Salah satu kebijakan yang diambil OJK adalah melakukan perluasan sumber pendanaan sesuai dengan karakter bisnis modal ventura. Dia menerangkan, selama ini sumber pendanaan industri modal ventura berasal dari perbankan atau lembaga lain sehingga kerap terjadi ketidakcocokan ketika badan usaha melakukan pembayaran kembali pokok dan bunga.
Hal ini, kata Muliaman, mengurangi keleluasaan industri dalam memberikan pembiayaan bagi pengusaha pemula (start up) yang belum bisa memberikan keuntungan pada masa awal.
"Untuk mengatasi permasalahan tersebut, akan dibentuk pengelolaan dana melalui venture fund oleh perusahaan modal ventura," tuturnya.
Selanjutnya, Muliaman mengatakan OJK memperluas kegiatan usaha industri modal ventura dengan mengizinkan badan usaha berstatus persekutuan komanditer atau CV (ommanditaire vennootschap) menjalankan bisnis ini.
"Sebelumnya modal ventura hanya boleh dilakukan oleh badan usaha berstatus PT (perseroan terbuka) dan koperasi," katanya.
Keempat, OJK membentuk konsorsium pembiayaan industri berorientasi ekspor dan ekonomi kreatif serta UKM dan koperasi.
"Intinya kita gabungkan potensi yang ada di berbagai industri pembiayaan dan penjaminan kredit. Kita pertemukan dan kita dorong mengidentifikasikan potensi yang ada di bidang kreatif," ujar Muliaman.
Kelima, OJK bersama Kementerian Keuangan melakukan pemberdayaan terhadap Lembaga Pembiayaan Ekspor. Indonesia (LPEI). OJK akan mengubah aturan LPEI guna memaksimalkan pengembangan pembiayaan ekspor.

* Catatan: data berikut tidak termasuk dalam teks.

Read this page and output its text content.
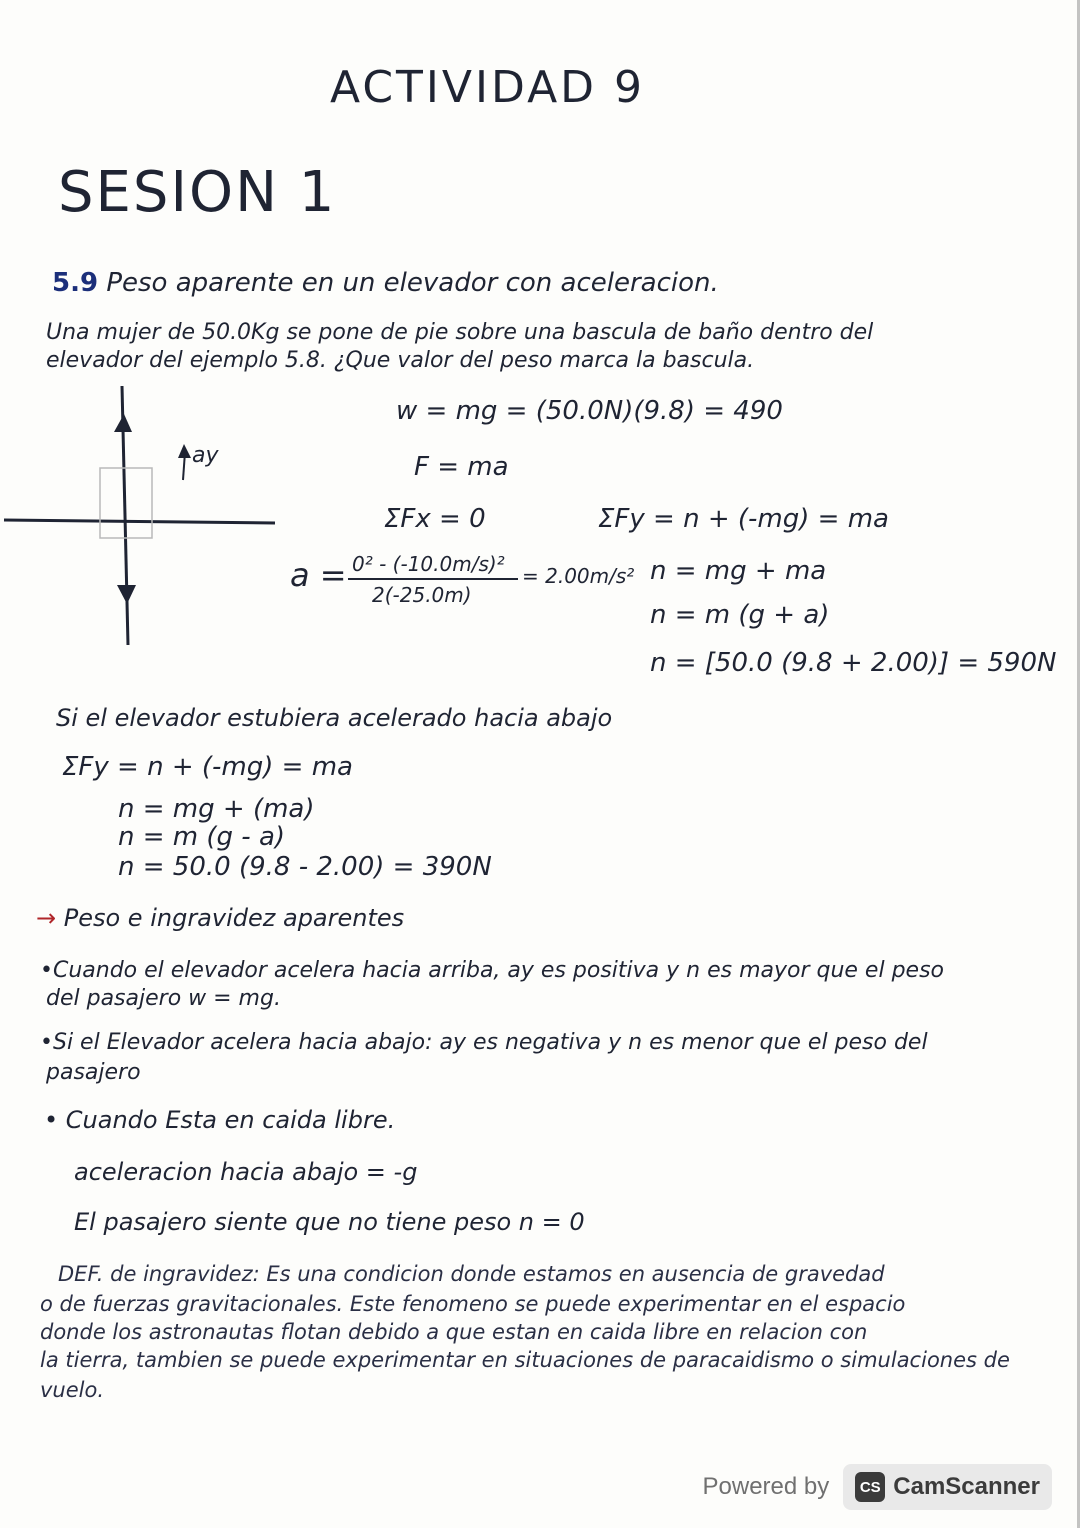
ACTIVIDAD 9
SESION 1
5.9 Peso aparente en un elevador con aceleracion.
Una mujer de 50.0Kg se pone de pie sobre una bascula de baño dentro del
elevador del ejemplo 5.8. ¿Que valor del peso marca la bascula.
ay
w = mg = (50.0N)(9.8) = 490
F = ma
ΣFx = 0	ΣFy = n + (-mg) = ma
a = 0² - (-10.0m/s)²
2(-25.0m)
= 2.00m/s² n = mg + ma
n = m (g + a)
n = [50.0 (9.8 + 2.00)] = 590N
Si el elevador estubiera acelerado hacia abajo
ΣFy = n + (-mg) = ma
n = mg + (ma)
n = m (g - a)
n = 50.0 (9.8 - 2.00) = 390N
→ Peso e ingravidez aparentes
•Cuando el elevador acelera hacia arriba, ay es positiva y n es mayor que el peso
del pasajero w = mg.
•Si el Elevador acelera hacia abajo: ay es negativa y n es menor que el peso del
pasajero
• Cuando Esta en caida libre.
aceleracion hacia abajo = -g
El pasajero siente que no tiene peso n = 0
DEF. de ingravidez: Es una condicion donde estamos en ausencia de gravedad
o de fuerzas gravitacionales. Este fenomeno se puede experimentar en el espacio
donde los astronautas flotan debido a que estan en caida libre en relacion con
la tierra, tambien se puede experimentar en situaciones de paracaidismo o simulaciones de
vuelo.
Powered by	CS CamScanner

"Tadinya Lembaga Pembiayaan Ekspor Indonesia ini adalah Bank Ekspor Indonesia. Masalahnya di aturan. Lembaga berubah, tapi aturan masih bank. Nanti akan diubah dasar peraturan operasional. Misalkan saja tentang permodalan jadi
gearing ratio dan lain-lain," tutur Muliaman.
Keenam, implementasi konsep proyek tunggal (one project concept) dalam menentukan kualitas kredit. Dalam rangka menerapkan risiko, Muliamah menegaskan ada pemisahan arus kas untuk penetapan kualitas kredit kepada beberapa debitur.
"Jadi, kalau project jelas bisa dipisahkan (kualitas kredit) dari kinerja grup secara keseluruhan. Ini nantinya bisa mengantisipasi pembiayaan yang dibutuhkan," tuturnya.